Das Projekt ist das erste, bei dem Archäologen, beziehungsweise überhaupt Wissenschaftler mit westlicher Denk-, Lebens- und Herangehensweise mit indigenen Partnern zusammengearbeitet haben. Zum ersten Mal haben kompetente Spurenleser die Abdrücke in den Höhlen mit steinzeitlichen Felsmalereien untersucht und analysiert. Zuvor hatten Wissenschaftlerinnen und Wissenschaftler sie lediglich vermessen – eine Methode, die schnell an ihre Grenzen stößt. Für die Fähigkeit des Menschen, Fährten zu interpretieren, war bisher kein Platz im westlichen Wissenskanon. Besonders interessant ist für Lenssen-Erz und Pastoors deswegen die indigene Methodik der San, mit der sie bei der Erschließung der Spuren vorgehen und mit welch hochspezifischem Wortschatz der Entscheidungsfindungsprozess abläuft. „Die Methoden sind viel genauer und bringen umfangreiche und eindeutige Ergebnisse im Vergleich zu den bisher getätigten Messungen“, fasst Lenssen-Erz zusammen.
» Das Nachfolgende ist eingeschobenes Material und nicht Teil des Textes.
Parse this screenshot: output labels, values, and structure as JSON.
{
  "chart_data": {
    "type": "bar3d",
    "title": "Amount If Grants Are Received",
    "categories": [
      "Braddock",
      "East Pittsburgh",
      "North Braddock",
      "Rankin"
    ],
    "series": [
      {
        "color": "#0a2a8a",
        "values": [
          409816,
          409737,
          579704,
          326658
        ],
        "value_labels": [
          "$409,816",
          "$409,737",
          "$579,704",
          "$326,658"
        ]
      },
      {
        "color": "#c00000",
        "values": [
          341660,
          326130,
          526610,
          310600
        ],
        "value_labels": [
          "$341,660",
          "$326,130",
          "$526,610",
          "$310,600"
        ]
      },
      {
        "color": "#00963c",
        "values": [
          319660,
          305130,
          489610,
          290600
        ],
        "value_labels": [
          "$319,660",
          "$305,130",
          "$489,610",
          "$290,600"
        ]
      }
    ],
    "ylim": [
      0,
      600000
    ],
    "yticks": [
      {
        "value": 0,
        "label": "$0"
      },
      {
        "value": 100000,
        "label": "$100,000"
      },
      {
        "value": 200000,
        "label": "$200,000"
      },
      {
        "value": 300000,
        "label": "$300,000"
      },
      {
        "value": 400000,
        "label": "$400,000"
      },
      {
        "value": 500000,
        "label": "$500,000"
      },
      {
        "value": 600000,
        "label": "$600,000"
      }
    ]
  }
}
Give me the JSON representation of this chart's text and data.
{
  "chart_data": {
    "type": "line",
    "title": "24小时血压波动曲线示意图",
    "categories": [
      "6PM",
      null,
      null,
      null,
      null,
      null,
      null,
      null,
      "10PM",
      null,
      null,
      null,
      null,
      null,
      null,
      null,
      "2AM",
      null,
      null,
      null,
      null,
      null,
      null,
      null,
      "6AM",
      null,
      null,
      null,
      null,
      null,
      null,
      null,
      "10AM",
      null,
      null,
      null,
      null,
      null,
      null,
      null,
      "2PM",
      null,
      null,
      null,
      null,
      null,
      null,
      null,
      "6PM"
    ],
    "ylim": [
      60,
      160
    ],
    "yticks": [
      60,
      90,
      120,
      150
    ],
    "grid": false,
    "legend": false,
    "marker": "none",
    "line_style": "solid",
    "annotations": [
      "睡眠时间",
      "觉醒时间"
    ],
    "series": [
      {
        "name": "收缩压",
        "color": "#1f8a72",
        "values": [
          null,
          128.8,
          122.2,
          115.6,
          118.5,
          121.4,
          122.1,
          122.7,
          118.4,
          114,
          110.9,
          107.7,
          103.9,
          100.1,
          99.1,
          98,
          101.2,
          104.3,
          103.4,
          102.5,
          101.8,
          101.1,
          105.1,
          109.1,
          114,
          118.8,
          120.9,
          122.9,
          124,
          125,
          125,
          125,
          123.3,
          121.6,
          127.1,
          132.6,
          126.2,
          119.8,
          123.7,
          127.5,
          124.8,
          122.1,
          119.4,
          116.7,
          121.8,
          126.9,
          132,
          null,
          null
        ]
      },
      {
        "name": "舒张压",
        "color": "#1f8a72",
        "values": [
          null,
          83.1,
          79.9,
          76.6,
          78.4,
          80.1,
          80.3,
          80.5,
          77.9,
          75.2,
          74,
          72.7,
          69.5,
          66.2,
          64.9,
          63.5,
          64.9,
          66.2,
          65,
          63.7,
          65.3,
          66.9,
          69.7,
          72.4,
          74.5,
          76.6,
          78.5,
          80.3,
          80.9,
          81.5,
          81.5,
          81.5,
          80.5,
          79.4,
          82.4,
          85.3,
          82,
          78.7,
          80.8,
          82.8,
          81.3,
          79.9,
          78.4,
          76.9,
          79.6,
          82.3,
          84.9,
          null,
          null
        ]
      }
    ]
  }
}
Nicht nur in der wissenschaftlichen Community sondern auch in den Medien traf das Projekt auf große Aufmerksamkeit. So begleitete ein Team des Fernsehsenders Arte die San in die Höhlen. Darausist ein 90 minütiger Film entstanden, der nur einen Teil der umfangreichen medialen Berichterstattung ausmacht.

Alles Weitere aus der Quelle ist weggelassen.